5 best practices for implementing an ML-based recommendation engine to guide business operations
With the increased role Machine Learning plays in businesses, many companies try to implement recommendation systems to guide their business operations. With the focus typically on the quality of the prediction models, the business aspect of implementing such systems is often ignored, leading to poor user experience and, in some cases, project failure.
Below are best practices to follow when implementing such a recommendation engine. These can be used to increase the likelihood of success and expedite the implementation process.
Explain your recommendations
Seems trivial, right? And it might be a little trickier than it seems.
Many machine learning models and other recommendation generating algorithms are like black boxes: after they are trained, they produce results, but the decision rules are not easily interpreted. Being able to provide a rationale for each recommendation requires significantly more work.
As long as the business user agrees with your recommendation, they will not challenge its logic. However, if they disagree with it, they will want to understand it better, and the lack of explanation will frustrate them. Stating that the recommendation is based on historic data, simply will not cut it. You need to be able to clearly state a few rules that were used to generate the recommendation. These rules should be simple so that the user can understand them, but not too simple, since trivial rules generate trivial recommendations.
Avoid false positives to the extent possible
The cost of bad recommendations outweighs the benefit of good ones. Or in statistical language — precision is more important than recall.
The perception of your recommendation engine, when dealing with experts, is fragile. They know their business and, typically, find the idea of a recommendation engine insulting. They will initially take your recommendations with a grain of salt and gladly dismiss the entire system once they encounter bad recommendations. You need to be aware of this low tolerance for error, and make sure you set sanity checks to avoid bad recommendations. This is true even at the cost of sometimes missing out on a good recommendation.
Invest in internal marketing and create a feedback mechanism
We all like to think that the quality of our product will speak for itself, and that the users will quickly realize the benefit of the new system and adopt it. In reality, changing behavior requires effort. This is especially true when dealing with professionals, who have been doing the same things for years and have developed their own methodologies and habits.
Make sure you celebrate success, highlight the benefits, and regularly communicate the improvements. Also, use this internal communication to make sure people understand how the system works (remember — explain your recommendations) and how their feedback is helping to shape the system.
Creating a feedback loop allows you to identify bugs early on by receiving feedback directly from the frontline. It also has the benefit of correctly tunneling and positioning users’ concerns and pain points. Without a feedback loop, these concerns might surface in various channels with limited context and can create a negative buzz, which can put the success of implementation at risk.
Of course, feedback needs to be a two-way street. You need to communicate how feedback is being used and how the system has changed based on this feedback.
Define and track business (not statistical) success
You might have developed great models or algorithms that have very high accuracy. However, there is typically a long process between the model’s output and the actual business outcome. What you, and your business, really care about is what impact these recommendations had on the business performance, and for this reason, this is the only way you should measure yourself. Of course, there should be some process metrics to identify the drivers of business impact, but those should play a secondary role.

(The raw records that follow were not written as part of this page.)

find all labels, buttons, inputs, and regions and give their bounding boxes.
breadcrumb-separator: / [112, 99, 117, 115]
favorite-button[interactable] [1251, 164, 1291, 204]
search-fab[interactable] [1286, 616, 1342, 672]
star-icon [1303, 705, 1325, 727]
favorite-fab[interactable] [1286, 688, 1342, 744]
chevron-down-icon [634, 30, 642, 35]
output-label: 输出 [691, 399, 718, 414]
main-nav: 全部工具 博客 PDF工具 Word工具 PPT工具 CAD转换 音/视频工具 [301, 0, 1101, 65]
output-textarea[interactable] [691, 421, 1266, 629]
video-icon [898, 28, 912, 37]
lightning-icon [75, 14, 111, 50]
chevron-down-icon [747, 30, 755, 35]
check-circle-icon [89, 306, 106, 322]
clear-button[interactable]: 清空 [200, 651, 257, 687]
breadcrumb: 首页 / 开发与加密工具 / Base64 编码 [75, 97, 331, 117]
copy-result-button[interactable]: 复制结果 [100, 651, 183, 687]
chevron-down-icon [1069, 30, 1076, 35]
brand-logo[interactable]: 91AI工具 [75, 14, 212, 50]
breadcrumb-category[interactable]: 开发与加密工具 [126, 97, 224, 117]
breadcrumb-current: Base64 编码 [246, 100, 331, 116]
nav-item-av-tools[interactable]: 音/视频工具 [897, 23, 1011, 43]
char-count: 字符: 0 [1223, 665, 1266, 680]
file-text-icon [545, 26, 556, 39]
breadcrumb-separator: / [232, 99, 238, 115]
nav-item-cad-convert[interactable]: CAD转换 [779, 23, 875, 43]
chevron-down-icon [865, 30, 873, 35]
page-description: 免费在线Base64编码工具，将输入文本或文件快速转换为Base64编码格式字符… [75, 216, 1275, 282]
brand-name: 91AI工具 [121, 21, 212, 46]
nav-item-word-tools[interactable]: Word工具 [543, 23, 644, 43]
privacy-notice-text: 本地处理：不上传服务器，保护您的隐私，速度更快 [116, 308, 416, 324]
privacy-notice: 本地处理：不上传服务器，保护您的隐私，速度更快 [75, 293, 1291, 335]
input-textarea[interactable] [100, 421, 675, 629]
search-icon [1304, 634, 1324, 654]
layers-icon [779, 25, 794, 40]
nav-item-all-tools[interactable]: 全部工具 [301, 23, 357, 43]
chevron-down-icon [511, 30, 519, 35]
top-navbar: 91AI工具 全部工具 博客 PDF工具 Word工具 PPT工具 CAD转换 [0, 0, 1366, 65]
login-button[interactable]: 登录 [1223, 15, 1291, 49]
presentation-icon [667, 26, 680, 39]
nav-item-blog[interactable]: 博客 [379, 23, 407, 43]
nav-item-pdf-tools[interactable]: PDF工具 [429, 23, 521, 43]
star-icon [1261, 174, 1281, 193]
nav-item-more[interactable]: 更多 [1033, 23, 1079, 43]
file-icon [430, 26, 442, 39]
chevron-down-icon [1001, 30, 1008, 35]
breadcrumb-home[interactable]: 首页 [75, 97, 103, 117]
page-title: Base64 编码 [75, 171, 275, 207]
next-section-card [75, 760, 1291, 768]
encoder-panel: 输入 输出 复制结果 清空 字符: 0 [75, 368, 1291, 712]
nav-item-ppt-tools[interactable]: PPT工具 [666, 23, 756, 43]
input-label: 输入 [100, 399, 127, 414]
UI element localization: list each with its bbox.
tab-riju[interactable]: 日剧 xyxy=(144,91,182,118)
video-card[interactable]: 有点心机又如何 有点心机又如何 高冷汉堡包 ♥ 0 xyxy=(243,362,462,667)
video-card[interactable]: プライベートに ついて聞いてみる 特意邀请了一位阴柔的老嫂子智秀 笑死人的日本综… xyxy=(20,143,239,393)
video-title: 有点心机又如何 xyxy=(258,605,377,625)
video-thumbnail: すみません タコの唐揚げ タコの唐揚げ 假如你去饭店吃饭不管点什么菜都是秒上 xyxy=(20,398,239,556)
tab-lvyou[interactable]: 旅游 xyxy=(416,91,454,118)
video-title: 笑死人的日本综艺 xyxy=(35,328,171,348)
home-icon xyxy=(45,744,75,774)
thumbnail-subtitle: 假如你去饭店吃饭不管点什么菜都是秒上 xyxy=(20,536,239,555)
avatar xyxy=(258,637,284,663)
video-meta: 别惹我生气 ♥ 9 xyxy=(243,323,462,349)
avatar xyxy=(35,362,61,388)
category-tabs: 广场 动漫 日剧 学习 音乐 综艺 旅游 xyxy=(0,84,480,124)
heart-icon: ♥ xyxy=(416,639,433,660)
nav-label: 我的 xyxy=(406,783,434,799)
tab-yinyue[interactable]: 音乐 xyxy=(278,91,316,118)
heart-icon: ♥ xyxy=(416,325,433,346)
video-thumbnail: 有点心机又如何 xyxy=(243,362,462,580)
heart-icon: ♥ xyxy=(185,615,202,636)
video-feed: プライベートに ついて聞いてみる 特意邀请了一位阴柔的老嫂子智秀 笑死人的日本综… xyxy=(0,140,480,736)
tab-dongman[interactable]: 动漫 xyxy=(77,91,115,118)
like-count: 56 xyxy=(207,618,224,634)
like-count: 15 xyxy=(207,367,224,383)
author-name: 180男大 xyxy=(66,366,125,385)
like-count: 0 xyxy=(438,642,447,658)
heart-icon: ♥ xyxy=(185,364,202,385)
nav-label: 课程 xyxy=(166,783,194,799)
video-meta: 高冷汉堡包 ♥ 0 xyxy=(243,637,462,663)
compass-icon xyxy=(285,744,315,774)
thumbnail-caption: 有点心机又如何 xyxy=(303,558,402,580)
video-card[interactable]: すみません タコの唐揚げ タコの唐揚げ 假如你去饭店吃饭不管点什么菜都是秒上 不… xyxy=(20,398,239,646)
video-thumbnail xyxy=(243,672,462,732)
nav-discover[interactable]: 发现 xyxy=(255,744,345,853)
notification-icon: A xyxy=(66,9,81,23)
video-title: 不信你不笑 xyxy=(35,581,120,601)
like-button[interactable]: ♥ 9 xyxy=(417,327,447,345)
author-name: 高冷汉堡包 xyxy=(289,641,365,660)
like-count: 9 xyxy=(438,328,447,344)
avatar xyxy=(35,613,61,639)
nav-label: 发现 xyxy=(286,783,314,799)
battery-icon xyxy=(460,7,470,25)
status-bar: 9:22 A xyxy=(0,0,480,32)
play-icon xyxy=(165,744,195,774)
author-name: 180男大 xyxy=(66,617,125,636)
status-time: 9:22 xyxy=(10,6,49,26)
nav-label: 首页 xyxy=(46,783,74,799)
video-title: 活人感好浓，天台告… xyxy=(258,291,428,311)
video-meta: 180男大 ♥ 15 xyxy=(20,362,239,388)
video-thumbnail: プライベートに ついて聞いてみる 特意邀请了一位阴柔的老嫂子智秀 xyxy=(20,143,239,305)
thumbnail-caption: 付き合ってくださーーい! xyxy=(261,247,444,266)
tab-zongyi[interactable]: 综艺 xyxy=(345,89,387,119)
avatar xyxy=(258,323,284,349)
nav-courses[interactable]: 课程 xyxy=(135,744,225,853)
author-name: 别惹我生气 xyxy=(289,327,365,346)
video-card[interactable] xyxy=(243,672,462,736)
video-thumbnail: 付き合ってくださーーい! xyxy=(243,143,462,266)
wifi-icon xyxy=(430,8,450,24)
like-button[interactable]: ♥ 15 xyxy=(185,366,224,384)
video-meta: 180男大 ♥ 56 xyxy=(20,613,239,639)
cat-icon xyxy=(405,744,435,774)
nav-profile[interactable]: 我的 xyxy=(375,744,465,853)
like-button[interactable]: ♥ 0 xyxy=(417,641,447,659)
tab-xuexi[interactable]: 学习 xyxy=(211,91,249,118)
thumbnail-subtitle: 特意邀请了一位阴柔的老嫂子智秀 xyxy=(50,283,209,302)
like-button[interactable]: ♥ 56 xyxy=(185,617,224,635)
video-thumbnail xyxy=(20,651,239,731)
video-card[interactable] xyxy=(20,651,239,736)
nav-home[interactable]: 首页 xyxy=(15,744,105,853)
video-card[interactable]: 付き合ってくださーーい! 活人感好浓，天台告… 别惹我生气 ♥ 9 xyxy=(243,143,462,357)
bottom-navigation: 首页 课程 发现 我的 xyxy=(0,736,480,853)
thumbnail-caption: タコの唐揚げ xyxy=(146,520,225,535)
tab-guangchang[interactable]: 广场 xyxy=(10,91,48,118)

Incentivize business performance, not recommendation usage
If you have control over the incentive structure, it is very tempting to simply pay users (or provide some other incentive) to use your recommendations. This may seem like a sure way to get users to use these recommendations and realize the benefits of them. However, this can cause frustration when the recommendation conflicts with the user’s best judgment. In these cases, he or she will feel like you’re “pushing” them to do something that they think is wrong.
If possible, create an incentive system that is somewhat based on business success (ideally the same metric you use to track the success of your recommendations), and position your system as a tool to help the users to maximize their incentive. This system bears some risk, as your recommendations might be completely ignored, but if done well (remember — internal marketing) then all incentives are aligned, and the likelihood of success increases.